Le règlement ottoman [Ancienne version] 1916Les plaignants ont décrit que, dans les mois précédant le dépôt de la plainte, ils avaient sollicité le défendeur à de nombreuses reprises pour être admis comme membre des plaignants, afin de « ... d'être partenaires dans sa prise de décision ; de maintenir la transparence requise de toute entité chargée de l'intérêt public ; et d'exiger l'égalité des ressources du défendeur, qui sont des fonds publics à toutes fins utiles. »
34-12-56-78 Tchekhov c. État d'Israël, P.D. 51 (2)
Selon les plaignants, la défenderesse a ignoré une partie importante des revendications et, concernant les autres, elle a répondu aux requérants que : «... Leur demande sera transmise à l'assemblée générale, qui se tiendra à une date inconnue à l'avenir...et cela, selon les demandeurs, tout en induisant en erreur les requérants, que puisque le défendeur a adopté les statuts existants en annexe à la Loi sur les associations, et conformément aux dispositions desdits règlements, "La décision d'accepter ou non le candidat comme membre de l'association revient au comité...», et non entre les mains de l'Assemblée générale.

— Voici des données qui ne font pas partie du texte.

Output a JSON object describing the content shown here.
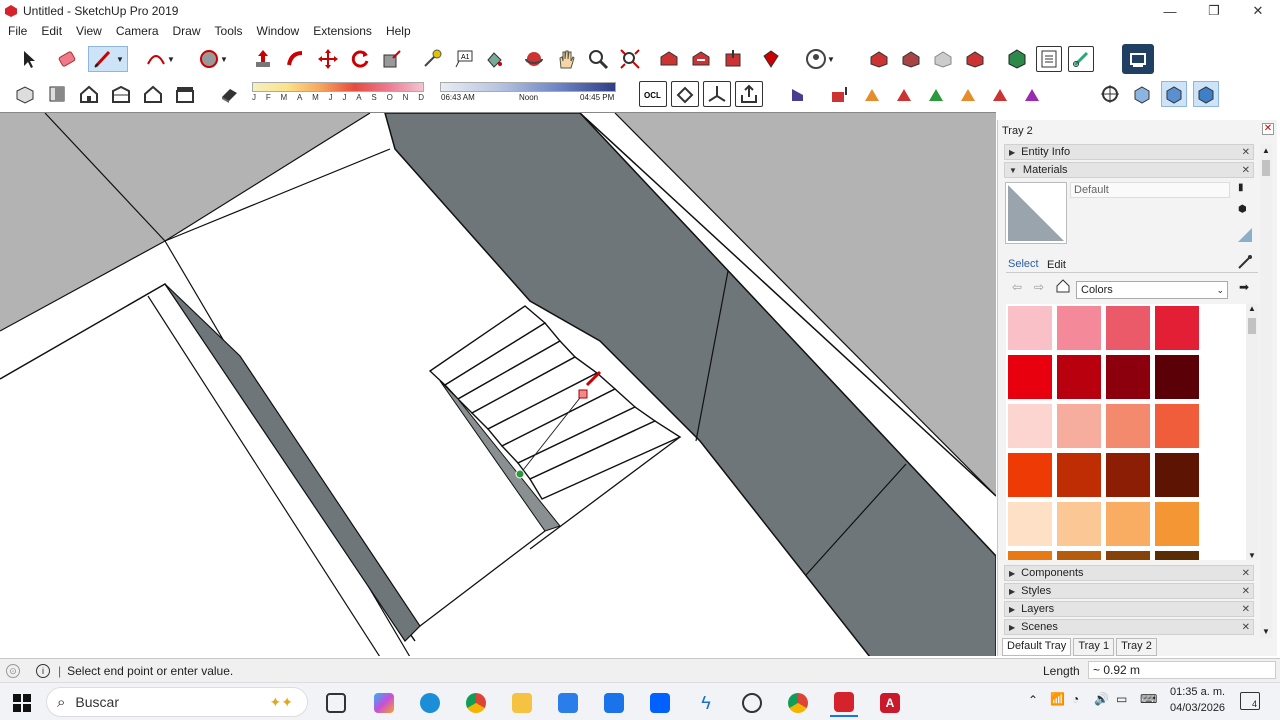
{
  "window": {
    "title": "Untitled - SketchUp Pro 2019",
    "min": "—",
    "restore": "❐",
    "close": "✕"
  },
  "menu": [
    "File",
    "Edit",
    "View",
    "Camera",
    "Draw",
    "Tools",
    "Window",
    "Extensions",
    "Help"
  ],
  "shadow": {
    "months": [
      "J",
      "F",
      "M",
      "A",
      "M",
      "J",
      "J",
      "A",
      "S",
      "O",
      "N",
      "D"
    ],
    "time_start": "06:43 AM",
    "time_noon": "Noon",
    "time_end": "04:45 PM"
  },
  "tray": {
    "title": "Tray 2",
    "panels": {
      "entity_info": "Entity Info",
      "materials": "Materials",
      "components": "Components",
      "styles": "Styles",
      "layers": "Layers",
      "scenes": "Scenes"
    },
    "material_name": "Default",
    "tabs": {
      "select": "Select",
      "edit": "Edit"
    },
    "library": "Colors",
    "bottom_tabs": [
      "Default Tray",
      "Tray 1",
      "Tray 2"
    ],
    "swatch_colors": [
      "#f9c0c7",
      "#f48a99",
      "#ea5a68",
      "#e31f35",
      "#e8000e",
      "#b8000e",
      "#8c000d",
      "#5c0008",
      "#fcd4d0",
      "#f7ad9e",
      "#f3896d",
      "#f05d3b",
      "#ee3a05",
      "#bf2d05",
      "#8b1e05",
      "#5d1403",
      "#fde0c6",
      "#fbc795",
      "#f8ad63",
      "#f59634",
      "#e77a14",
      "#b55c0d",
      "#864309",
      "#5a2c06"
    ]
  },
  "status": {
    "message": "Select end point or enter value.",
    "measure_label": "Length",
    "measure_value": "~ 0.92 m"
  },
  "taskbar": {
    "search": "Buscar",
    "time": "01:35 a. m.",
    "date": "04/03/2026",
    "notif": "4"
  },
  "colors": {
    "accent": "#d4232a",
    "wall_gray": "#6f767a",
    "ground_gray": "#b3b3b3"
  }
}
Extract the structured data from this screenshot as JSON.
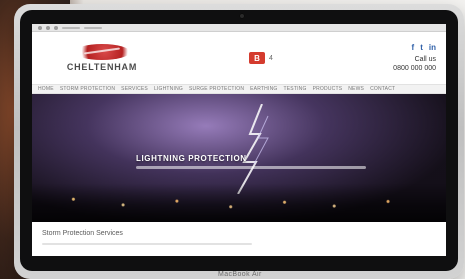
{
  "scene": {
    "background_accent": "#8a4a2b"
  },
  "site": {
    "logo_text": "CHELTENHAM",
    "badge_mark": "B",
    "badge_text": "4",
    "social": [
      "f",
      "t",
      "in"
    ],
    "contact_lines": [
      "Call us",
      "0800 000 000"
    ],
    "nav_items": [
      "Home",
      "Storm protection",
      "Services",
      "Lightning",
      "Surge protection",
      "Earthing",
      "Testing",
      "Products",
      "News",
      "Contact"
    ],
    "hero_title": "Lightning Protection",
    "content_title": "Storm Protection Services"
  },
  "device": {
    "brand_label": "MacBook Air"
  }
}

Les plaignants ont en outre affirmé que depuis 2015, année où M. Erez Alroy a été élu président du défendeur, les dirigeants du défendeur ont le contrôle total de l'industrie, tout en agissant dans un conflit d'intérêts exprimé, entre autres, dans la compartimentation des membres qui ne sont pas proches des dirigeants du défendeur, et dans la donation de «... Faveurs inappropriées et sévères envers ceux proches de la tête des accusés". Ainsi, la déclaration de la demande décrivait un lien présumé entre les membres de la direction du défendeur et une chaîne de clubs appartenant à une personne que les demandeurs affirment être proche d'eux, avec une préférence pour les entraîneurs et stagiaires du réseau de dates mentionné, ainsi que la nomination de membres de la famille de l'un des membres de la direction à divers postes de direction au sein de l'association.